26-Year-Old Journalist Found Dead in Moscow Apartment (updated)
Update 6/27/10: Chief federal investigator Anatoly Bagmet said on Sunday that Okkert was most likely killed during a domestic dispute. We will continue to provide details on Okkert’s case as they become available.
A young Russian journalist has been found dead in his Moscow apartment, Interfax reports.
Acquaintances of 26-year-old Dmitri Okkert said that they had not had any contact with the journalist over the course of three days. On Friday morning, investigators found Okkert’s slain body in his central Moscow apartment.
An investigation is currently underway at Okkert’s residence. Sources in Russian law enforcement said that more than thirty knife wounds were found on the victim’s body.

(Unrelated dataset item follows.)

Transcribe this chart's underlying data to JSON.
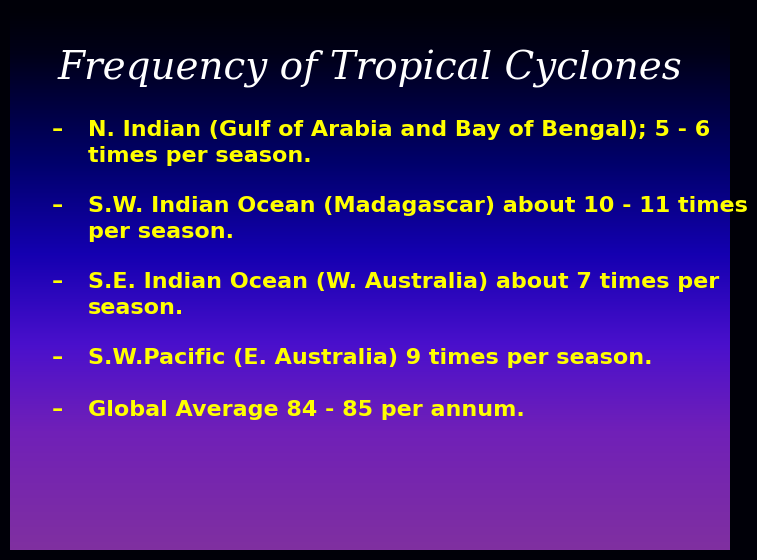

There was no report on any possible motive for the killing.
Anatoly Bagmet, head of the investigative department of the Moscow Regional Prosecutor’s Investigative Committee, will reportedly be personally in charge of the investigation.
Dmitri Okkert had worked as a journalist and television host for a variety of major Russian media outlets. He became a correspondent for the Vesti news program on the state-run Rossiya television channel in 2005, and proceeded to work as a journalist with the independent REN-TV network and the state-controlled NTV network later on. He had been a news host on the business channel Expert-TV since December 2008.
Russia is notorious as one of the most deadly countries in the world for journalists. This past April, the American think tank Freedom House ranked Russia 175 out of 196 countries for global press freedom, calling the country’s media environment “repressive and dangerous.” The Paris-based press watchdog Reporters Without Borders included Russian Prime Minister Vladimir Putin on its recent list of “predators of press freedom.”
Vsevolod Bogdanov, head of the Russian Union of Journalists, estimates that more than 300 journalists have been murdered in Russia in the past 15 years, with the majority of cases remaining unsolved. Because of the lack of court convictions in cases involving murdered journalists, the Committee to Protect Journalists ranks Russia in 8th place on its impunity index for the years 2000-2009.